Il mio pensiero corre, a questo punto, meccanicamente al corposo e documentato saggio “Il totem nero”, in cui Enzo Vinicio Alliegro, un antropologo lucano, ricostruisce correttamente e sapientemente la cronistoria dell’attività estrattiva in Val d’Agri, a partire dai primi anni del Novecento.
L’analisi dello studioso viggianese, indagando i risvolti sociali e culturali attraverso l’individuazione “del potere dei simboli e dei simboli del potere”, ruota essenzialmente intorno al dilemma “Petrolio energia o Petrolio patologia?”. Un dilemma che non è stato ancora sciolto e rimane più che mai di urgente attualità. Dalla sua soluzione dipenderanno le sorti di tutti i paesi lucani, grandi o piccoli che siano.

Continuo ad essere assediato da questi grevi fantasmi in uno stato di dormiveglia in cui i pensieri si alternano e poi si confondono con strane visioni, sicché per me diventa sempre più difficile distinguere fantasie e realtà. In prossimità dell’alba, per fortuna, finalmente mi addormento.

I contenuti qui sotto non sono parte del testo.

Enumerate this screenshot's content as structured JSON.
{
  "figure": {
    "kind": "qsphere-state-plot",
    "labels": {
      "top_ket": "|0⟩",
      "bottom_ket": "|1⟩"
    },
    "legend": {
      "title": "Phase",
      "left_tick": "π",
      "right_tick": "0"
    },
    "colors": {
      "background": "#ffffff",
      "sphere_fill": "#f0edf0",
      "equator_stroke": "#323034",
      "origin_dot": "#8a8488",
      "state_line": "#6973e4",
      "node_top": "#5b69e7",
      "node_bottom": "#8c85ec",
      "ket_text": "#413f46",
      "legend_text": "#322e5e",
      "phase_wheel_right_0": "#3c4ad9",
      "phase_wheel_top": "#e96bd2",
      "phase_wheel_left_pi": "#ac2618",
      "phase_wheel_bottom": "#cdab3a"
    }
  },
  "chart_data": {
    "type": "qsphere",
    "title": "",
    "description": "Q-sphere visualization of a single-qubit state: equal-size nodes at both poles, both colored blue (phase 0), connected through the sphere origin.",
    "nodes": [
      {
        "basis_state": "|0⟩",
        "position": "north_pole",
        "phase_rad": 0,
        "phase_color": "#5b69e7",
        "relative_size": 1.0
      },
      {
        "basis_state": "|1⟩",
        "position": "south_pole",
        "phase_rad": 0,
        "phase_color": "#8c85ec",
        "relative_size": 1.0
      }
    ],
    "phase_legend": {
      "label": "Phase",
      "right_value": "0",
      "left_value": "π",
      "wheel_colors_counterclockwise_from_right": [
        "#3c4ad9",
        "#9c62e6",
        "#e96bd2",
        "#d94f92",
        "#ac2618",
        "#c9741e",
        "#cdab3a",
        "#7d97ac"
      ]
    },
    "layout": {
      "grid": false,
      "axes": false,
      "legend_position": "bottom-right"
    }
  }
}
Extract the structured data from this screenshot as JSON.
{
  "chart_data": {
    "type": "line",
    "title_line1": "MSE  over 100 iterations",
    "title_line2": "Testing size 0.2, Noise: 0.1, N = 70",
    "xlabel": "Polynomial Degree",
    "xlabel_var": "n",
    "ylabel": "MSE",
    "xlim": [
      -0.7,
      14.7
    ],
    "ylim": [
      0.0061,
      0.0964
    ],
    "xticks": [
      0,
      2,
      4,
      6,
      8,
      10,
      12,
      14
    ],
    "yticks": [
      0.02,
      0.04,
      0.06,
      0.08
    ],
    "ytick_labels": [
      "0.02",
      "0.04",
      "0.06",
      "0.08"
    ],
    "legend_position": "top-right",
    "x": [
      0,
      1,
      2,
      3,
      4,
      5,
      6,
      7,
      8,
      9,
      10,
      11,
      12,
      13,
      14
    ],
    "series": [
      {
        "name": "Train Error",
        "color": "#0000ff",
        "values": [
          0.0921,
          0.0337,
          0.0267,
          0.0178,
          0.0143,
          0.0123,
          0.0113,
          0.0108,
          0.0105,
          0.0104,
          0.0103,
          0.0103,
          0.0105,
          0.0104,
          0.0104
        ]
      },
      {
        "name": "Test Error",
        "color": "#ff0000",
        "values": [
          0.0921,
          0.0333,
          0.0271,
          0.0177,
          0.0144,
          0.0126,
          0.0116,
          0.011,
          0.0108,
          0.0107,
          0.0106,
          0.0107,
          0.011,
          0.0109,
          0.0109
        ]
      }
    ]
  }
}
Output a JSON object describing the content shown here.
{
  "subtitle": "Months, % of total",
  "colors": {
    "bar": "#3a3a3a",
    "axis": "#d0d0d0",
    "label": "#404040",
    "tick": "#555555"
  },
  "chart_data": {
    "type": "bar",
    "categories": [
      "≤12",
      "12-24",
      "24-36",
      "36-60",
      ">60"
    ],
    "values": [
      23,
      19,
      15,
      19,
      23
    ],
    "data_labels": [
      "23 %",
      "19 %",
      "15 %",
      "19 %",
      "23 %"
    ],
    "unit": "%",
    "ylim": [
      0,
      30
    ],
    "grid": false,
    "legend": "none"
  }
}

Mi sveglio di soprassalto intorno alle nove, in preda a un evidente malessere. Mi preoccupo, perciò, di telefonare immediatamente all’amico Nicola Iosca per dirgli che mi è impossibile incontrarlo e salutarlo, come gli avevo promesso la sera avanti. Il Maestro, che sta sistemando nella Chiesa Madre il bel dipinto dell’Assunta di cui ha voluto far dono alla comunità stiglianese, è molto rammaricato e cerca di rassicurarsi sulle mie condizioni di salute.
Don Gaetano, il giovane parroco, che è vicino a lui, ascolta la nostra conversazione e premurosamente mi chiede se può essermi utile. Fingendo di equivocare, tengo a rassicurarlo e gli ribadisco che non sto bene, ma la situazione non mi sembra tanto grave da richiedere l’intervento del prete.
Ripromettendomi di spiegargliene in una prossima occasione in maniera circostanziata le ragioni, avanzo piuttosto una cortese richiesta e lo invito a pregare e ad invocare l’intercessione di Santa Maria Assunta per salvare la nostra terra tanto maltrattata. Sono, infatti, sempre più convinto che sia necessario un autentico miracolo per liberarla dall’indecente saccheggio dei nuovi arroganti predoni.